The Collegeville store, on Commerce Drive near Routes 422 and 29, will feature both the chain's Market Cafe restaurant and the pub, unique among Wegmans' local outlets, "as long as our restaurant liquor license is approved," Forkell said. "It is the first design of its type in the Philadelphia region." The chain prides itself on high customer service and low prices, he said, with the perishable side modeled after European markets, prepared foods in what's called the Chef's Case, and baked goods in a patisserie.
Wegmans "positions itself as a supermarket that also provides meals and does a little bit more," said TD Bank chief economist Joel Naroff. "Like any store, they'll pull from all groups, but they attract a somewhat higher demographic because they tend to have a lot more of a product mix that's geared toward a higher income."
But "they are not recession-proof," said Naroff.
"The reality is that in a recession, people buy down in quality. Whether that hurts or helps a supermarket depends upon the spread they make for name brands versus off-name brands.
"When people stop buying expensive discretionary products at the supermarket, earnings are clearly hurt," Naroff said, "and it is likely a supermarket makes less on ground beef than steak."

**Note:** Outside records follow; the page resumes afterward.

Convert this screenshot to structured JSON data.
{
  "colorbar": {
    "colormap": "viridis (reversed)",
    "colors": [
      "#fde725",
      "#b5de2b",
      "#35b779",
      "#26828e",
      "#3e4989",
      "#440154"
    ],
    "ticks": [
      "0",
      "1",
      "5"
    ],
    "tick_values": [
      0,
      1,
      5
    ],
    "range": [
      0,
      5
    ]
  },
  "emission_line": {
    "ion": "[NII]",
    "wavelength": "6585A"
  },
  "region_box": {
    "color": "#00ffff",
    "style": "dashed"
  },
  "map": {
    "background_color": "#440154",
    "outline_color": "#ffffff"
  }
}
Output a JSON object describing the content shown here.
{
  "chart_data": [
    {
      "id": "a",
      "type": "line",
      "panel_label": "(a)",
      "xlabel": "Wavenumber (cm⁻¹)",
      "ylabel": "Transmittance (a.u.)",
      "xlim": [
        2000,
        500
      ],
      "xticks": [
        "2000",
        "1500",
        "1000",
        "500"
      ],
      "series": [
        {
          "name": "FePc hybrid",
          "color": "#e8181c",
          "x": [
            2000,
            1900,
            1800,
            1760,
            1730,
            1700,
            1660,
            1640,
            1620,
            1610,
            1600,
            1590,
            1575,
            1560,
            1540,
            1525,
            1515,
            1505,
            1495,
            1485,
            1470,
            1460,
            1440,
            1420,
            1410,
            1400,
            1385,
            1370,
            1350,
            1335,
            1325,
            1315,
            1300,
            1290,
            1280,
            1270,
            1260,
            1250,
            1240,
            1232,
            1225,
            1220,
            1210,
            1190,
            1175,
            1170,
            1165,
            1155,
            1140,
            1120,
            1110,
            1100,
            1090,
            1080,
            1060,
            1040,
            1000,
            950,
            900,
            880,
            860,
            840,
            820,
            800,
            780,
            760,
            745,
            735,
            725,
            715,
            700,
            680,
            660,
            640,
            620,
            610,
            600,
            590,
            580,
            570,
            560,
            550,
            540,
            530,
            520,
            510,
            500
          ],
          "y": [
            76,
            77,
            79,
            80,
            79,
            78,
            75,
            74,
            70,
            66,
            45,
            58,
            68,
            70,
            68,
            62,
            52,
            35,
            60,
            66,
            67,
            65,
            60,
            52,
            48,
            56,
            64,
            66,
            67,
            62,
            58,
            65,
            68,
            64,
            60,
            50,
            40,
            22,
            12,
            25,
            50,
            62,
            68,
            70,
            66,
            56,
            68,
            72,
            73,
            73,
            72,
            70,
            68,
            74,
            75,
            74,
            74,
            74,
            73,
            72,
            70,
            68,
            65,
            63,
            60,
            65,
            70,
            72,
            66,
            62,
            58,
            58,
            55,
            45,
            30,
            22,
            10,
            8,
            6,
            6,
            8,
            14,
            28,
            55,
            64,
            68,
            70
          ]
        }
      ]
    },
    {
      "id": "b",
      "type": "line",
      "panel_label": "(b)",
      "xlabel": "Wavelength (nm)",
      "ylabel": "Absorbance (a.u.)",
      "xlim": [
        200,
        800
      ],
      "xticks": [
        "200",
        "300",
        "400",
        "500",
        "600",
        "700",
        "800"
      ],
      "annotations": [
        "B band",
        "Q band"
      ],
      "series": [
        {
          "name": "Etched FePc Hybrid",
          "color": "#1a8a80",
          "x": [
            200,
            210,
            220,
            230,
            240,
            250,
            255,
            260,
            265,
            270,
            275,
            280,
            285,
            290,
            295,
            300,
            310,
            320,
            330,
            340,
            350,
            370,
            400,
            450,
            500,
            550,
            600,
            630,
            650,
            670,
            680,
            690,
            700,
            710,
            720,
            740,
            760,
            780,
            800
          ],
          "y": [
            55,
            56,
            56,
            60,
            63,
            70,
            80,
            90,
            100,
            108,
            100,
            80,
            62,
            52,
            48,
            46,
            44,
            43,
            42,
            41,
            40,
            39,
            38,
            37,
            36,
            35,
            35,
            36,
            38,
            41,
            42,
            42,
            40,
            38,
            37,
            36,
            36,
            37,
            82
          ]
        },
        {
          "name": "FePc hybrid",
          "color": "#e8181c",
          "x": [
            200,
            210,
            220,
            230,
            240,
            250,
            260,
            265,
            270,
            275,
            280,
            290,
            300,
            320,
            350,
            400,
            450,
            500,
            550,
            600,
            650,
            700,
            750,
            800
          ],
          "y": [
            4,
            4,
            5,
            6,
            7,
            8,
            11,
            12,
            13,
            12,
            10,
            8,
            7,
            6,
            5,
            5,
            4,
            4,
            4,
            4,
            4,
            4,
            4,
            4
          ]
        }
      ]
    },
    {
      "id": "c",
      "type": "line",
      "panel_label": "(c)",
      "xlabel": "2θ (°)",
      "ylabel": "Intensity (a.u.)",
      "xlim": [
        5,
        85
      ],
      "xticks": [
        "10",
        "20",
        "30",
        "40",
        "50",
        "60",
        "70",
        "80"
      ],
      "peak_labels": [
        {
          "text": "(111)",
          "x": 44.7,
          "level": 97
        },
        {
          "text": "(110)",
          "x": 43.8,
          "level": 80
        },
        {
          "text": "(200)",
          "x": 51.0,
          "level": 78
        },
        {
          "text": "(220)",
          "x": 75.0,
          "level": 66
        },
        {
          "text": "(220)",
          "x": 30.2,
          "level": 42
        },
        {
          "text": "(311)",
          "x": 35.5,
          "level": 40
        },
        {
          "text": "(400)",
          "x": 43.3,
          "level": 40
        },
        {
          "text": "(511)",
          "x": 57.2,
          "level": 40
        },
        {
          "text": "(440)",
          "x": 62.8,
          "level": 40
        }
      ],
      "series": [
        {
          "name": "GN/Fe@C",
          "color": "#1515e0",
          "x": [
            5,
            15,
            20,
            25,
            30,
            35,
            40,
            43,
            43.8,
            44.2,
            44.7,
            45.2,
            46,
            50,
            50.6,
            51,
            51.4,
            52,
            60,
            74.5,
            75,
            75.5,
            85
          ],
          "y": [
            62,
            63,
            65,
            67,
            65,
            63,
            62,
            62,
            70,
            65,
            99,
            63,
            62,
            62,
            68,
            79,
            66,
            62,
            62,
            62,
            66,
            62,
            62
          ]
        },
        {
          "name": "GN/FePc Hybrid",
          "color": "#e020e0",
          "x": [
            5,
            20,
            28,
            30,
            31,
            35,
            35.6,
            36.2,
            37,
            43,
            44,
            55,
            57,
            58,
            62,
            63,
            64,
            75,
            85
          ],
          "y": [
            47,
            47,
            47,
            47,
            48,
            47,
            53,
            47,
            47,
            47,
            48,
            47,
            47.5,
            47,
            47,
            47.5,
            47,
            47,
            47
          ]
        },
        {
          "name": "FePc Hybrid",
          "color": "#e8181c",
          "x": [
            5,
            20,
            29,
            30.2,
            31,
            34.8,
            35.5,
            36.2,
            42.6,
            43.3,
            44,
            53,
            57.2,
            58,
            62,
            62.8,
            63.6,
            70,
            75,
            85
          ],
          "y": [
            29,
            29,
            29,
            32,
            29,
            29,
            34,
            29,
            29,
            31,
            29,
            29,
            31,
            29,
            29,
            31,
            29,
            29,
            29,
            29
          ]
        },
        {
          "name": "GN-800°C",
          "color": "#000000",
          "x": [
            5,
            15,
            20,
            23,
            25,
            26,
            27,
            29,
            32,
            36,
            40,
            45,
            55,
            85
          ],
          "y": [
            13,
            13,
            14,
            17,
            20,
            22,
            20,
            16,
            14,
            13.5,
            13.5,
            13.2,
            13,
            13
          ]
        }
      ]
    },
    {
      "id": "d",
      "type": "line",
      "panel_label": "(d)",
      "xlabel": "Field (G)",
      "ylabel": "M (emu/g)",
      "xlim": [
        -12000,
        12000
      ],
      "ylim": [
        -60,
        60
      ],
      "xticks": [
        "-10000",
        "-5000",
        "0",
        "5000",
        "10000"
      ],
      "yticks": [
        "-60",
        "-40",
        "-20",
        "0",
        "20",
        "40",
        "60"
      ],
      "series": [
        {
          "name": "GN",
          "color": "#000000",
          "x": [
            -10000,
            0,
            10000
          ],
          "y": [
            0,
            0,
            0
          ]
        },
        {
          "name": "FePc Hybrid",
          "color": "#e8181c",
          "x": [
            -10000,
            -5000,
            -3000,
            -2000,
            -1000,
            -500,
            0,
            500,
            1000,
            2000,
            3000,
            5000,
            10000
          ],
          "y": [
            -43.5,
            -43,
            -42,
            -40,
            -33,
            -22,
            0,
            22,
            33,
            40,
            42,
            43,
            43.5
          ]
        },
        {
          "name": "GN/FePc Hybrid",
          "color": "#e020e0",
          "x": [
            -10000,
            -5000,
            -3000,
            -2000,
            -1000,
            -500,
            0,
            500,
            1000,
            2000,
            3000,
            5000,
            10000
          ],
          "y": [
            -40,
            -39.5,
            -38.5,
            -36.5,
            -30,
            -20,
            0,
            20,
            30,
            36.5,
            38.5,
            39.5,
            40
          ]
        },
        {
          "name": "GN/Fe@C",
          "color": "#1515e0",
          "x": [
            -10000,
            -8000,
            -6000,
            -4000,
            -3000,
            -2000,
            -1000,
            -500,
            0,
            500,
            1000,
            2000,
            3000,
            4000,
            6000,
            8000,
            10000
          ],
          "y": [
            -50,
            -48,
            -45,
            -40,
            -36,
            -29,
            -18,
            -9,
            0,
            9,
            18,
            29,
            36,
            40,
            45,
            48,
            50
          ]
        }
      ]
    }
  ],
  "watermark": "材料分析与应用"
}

But a store like Wegmans can make up for lower sales on higher-end items by having an increase in volume on lower-priced commodity-type items. "The economy does impact us," Forkell said. "We are a retail business."
He said he was seeing more Wegmans regulars buying ingredients to make their own meals at home, rather than buying the higher-priced meals prepared by Wegmans.
"They are willing to spend the time to do it themselves, rather than us doing it," Forkell said. "We have seen a slight impact there."